Our fathers' blood her firm cement,
Their hearts the planks that formed the pile,
Their prayers the blue above it bent,
Their virtues the surrounding smile.
And shall that Ship, in hopeless shock,
Be dashed upon Disunion's rock?
Shall we not, on the severing sky,
See some gray tinge of softness cast,
Prophetic of the crimson dye,
The glorious sunburst throws at last?
Ye stately shades — O glorious sires!
Bend from the clouds of darkness now
With memory-waking battle-fires,
Flashing from every awful brow!
Throughout the realm hath shone your blade,
Throughout the realm your bones are laid!
For the whole realm ye fought and died;
Descend!
march round on every side!
Come Sumter, Marion, Greene, and Wayne!
And thou, O stateliest Washington!
Lead through the land the mighty train--
The lovely land the heroes won.
Touch every heart with kindly flame,
Sweep every barrier-cloud away,
And rear again the Union's frame
The brighter from its new array.
Let our broad banner stream to view
Without a stain, without a rent--
With every star in brightened blue,
With every stripe more beauteous blent.
Dear flag of our fathers!
how wildly
It streams to the hurricane's might!
Yet no more shall be quenched in the darkness
Than the sunshine be swept from the sight.

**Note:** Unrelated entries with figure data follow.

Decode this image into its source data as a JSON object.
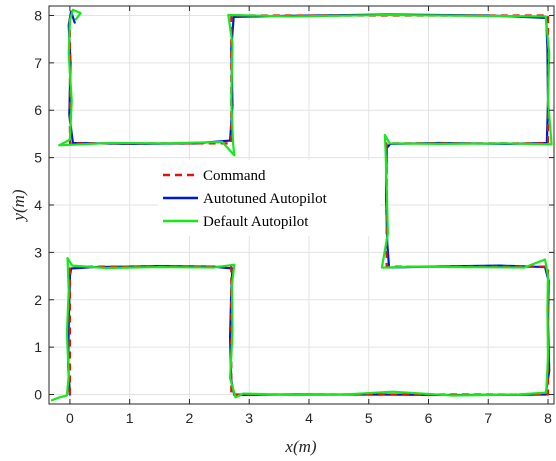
{
  "chart_data": {
    "type": "line",
    "xlabel": "x(m)",
    "ylabel": "y(m)",
    "xlim": [
      -0.35,
      8.1
    ],
    "ylim": [
      -0.2,
      8.2
    ],
    "xticks": [
      0,
      1,
      2,
      3,
      4,
      5,
      6,
      7,
      8
    ],
    "yticks": [
      0,
      1,
      2,
      3,
      4,
      5,
      6,
      7,
      8
    ],
    "grid": true,
    "legend_position": "center",
    "series": [
      {
        "name": "Command",
        "color": "#e3120b",
        "style": "dashed",
        "points": [
          [
            0,
            0
          ],
          [
            0,
            2.7
          ],
          [
            2.7,
            2.7
          ],
          [
            2.7,
            0
          ],
          [
            8,
            0
          ],
          [
            8,
            2.7
          ],
          [
            5.3,
            2.7
          ],
          [
            5.3,
            5.3
          ],
          [
            8,
            5.3
          ],
          [
            8,
            8
          ],
          [
            2.7,
            8
          ],
          [
            2.7,
            5.3
          ],
          [
            0,
            5.3
          ],
          [
            0,
            8
          ]
        ]
      },
      {
        "name": "Autotuned Autopilot",
        "color": "#0016d9",
        "style": "solid",
        "points": [
          [
            0,
            0
          ],
          [
            -0.03,
            0.6
          ],
          [
            -0.02,
            1.5
          ],
          [
            0,
            2.5
          ],
          [
            0.02,
            2.66
          ],
          [
            0.4,
            2.69
          ],
          [
            1.5,
            2.71
          ],
          [
            2.4,
            2.7
          ],
          [
            2.72,
            2.66
          ],
          [
            2.7,
            2.2
          ],
          [
            2.68,
            1.2
          ],
          [
            2.7,
            0.3
          ],
          [
            2.75,
            -0.01
          ],
          [
            3.5,
            0.0
          ],
          [
            5,
            0.0
          ],
          [
            6.5,
            -0.01
          ],
          [
            7.96,
            0.0
          ],
          [
            8.02,
            0.5
          ],
          [
            8.0,
            1.5
          ],
          [
            8.01,
            2.4
          ],
          [
            7.95,
            2.69
          ],
          [
            7.2,
            2.72
          ],
          [
            6,
            2.7
          ],
          [
            5.34,
            2.68
          ],
          [
            5.31,
            3.2
          ],
          [
            5.29,
            4.2
          ],
          [
            5.3,
            5.2
          ],
          [
            5.36,
            5.29
          ],
          [
            6.2,
            5.31
          ],
          [
            7.3,
            5.29
          ],
          [
            7.98,
            5.31
          ],
          [
            8.0,
            6.2
          ],
          [
            7.99,
            7.3
          ],
          [
            7.97,
            7.95
          ],
          [
            7.0,
            8.0
          ],
          [
            5.3,
            8.02
          ],
          [
            3.5,
            7.99
          ],
          [
            2.74,
            7.97
          ],
          [
            2.7,
            7.3
          ],
          [
            2.72,
            6.1
          ],
          [
            2.68,
            5.36
          ],
          [
            2.1,
            5.3
          ],
          [
            1,
            5.29
          ],
          [
            0.05,
            5.31
          ],
          [
            -0.01,
            5.9
          ],
          [
            0.01,
            7.0
          ],
          [
            -0.02,
            7.8
          ],
          [
            0.02,
            8.08
          ],
          [
            0.08,
            7.85
          ]
        ]
      },
      {
        "name": "Default Autopilot",
        "color": "#17e81a",
        "style": "solid",
        "points": [
          [
            -0.3,
            -0.12
          ],
          [
            -0.15,
            -0.05
          ],
          [
            -0.05,
            -0.02
          ],
          [
            -0.02,
            0.4
          ],
          [
            -0.05,
            1.3
          ],
          [
            -0.02,
            2.2
          ],
          [
            -0.04,
            2.88
          ],
          [
            0.04,
            2.72
          ],
          [
            0.6,
            2.67
          ],
          [
            1.5,
            2.69
          ],
          [
            2.4,
            2.68
          ],
          [
            2.75,
            2.74
          ],
          [
            2.71,
            2.3
          ],
          [
            2.72,
            1.3
          ],
          [
            2.68,
            0.35
          ],
          [
            2.77,
            -0.06
          ],
          [
            2.9,
            0.02
          ],
          [
            3.8,
            -0.01
          ],
          [
            4.6,
            0.0
          ],
          [
            5.4,
            0.06
          ],
          [
            6.4,
            -0.02
          ],
          [
            7.5,
            0.0
          ],
          [
            7.97,
            0.04
          ],
          [
            8.0,
            0.8
          ],
          [
            7.99,
            1.8
          ],
          [
            8.0,
            2.5
          ],
          [
            7.95,
            2.85
          ],
          [
            7.6,
            2.68
          ],
          [
            6.5,
            2.69
          ],
          [
            5.7,
            2.7
          ],
          [
            5.3,
            2.68
          ],
          [
            5.22,
            2.68
          ],
          [
            5.32,
            3.4
          ],
          [
            5.3,
            4.4
          ],
          [
            5.28,
            5.2
          ],
          [
            5.27,
            5.48
          ],
          [
            5.35,
            5.3
          ],
          [
            6.2,
            5.29
          ],
          [
            7.3,
            5.3
          ],
          [
            8.06,
            5.28
          ],
          [
            8.0,
            6.2
          ],
          [
            8.02,
            7.2
          ],
          [
            7.96,
            7.98
          ],
          [
            7.0,
            7.99
          ],
          [
            5.3,
            8.01
          ],
          [
            3.7,
            7.98
          ],
          [
            2.65,
            8.01
          ],
          [
            2.72,
            7.4
          ],
          [
            2.7,
            6.2
          ],
          [
            2.73,
            5.3
          ],
          [
            2.75,
            5.05
          ],
          [
            2.55,
            5.33
          ],
          [
            1.6,
            5.3
          ],
          [
            0.7,
            5.31
          ],
          [
            -0.18,
            5.26
          ],
          [
            0.0,
            5.38
          ],
          [
            0.03,
            6.2
          ],
          [
            -0.02,
            7.2
          ],
          [
            0.0,
            7.9
          ],
          [
            0.05,
            8.12
          ],
          [
            0.18,
            8.05
          ],
          [
            0.1,
            7.92
          ]
        ]
      }
    ]
  }
}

It was born in the tumult of battle,
When the land rocked with wrath at the foe,
And Liberty, striving and reeling,
Rained blood at each terrible blow.
There was naught on the yoked earth to render
Fit emblems that flag to adorn;
So the sky — the grand symbol of freedom--
Sent gifts from its night and its morn.
The stars shone for hopes to be kindled
Anew from dark tyranny's sway;
And the stripes beamed for courage and patience,
Fresh dawning to lead up the day.
Thus favored above, changing fortune
Came smiling our banner to join;
And the first its bright folds were expanded,
It waved over conquered Burgoyne.
Though it trembled at times to the tempest,
And clouds o'er its blazonry passed,
Our eagle thence wafted it onward,
Till proudly 'twas planted at last.
And now, as we gaze on its splendors,
In the heart what starred memories rise I
Of worthies with feet in our pathways,
But glorified brows in the skies.
High lifted — the foremost among them--
Our Nation's great Father is seen,
With figure in mould so majestic,
And face so benign and serene.
And Jefferson, Adams, and Franklin
There shine in the stately array;
And there the wreathed forehead of Jackson,
And there the grand presence of Clay.
And battle-fields, trophied in honor,
On the breast of the banner are rife--
The evergreen summit of Bunker,
And Trenton's wild winter-tossed strife.
And proudly our own Saratoga,
Where the first of our triumphs was won
And Yorktown — that height of our glory,
Where burst our victorious sun.
Then, hail to our sky-blazoned banner!
It has brightened the shore and the sea;
And soon may it wave o'er one nation,
The starred and striped flag of the free!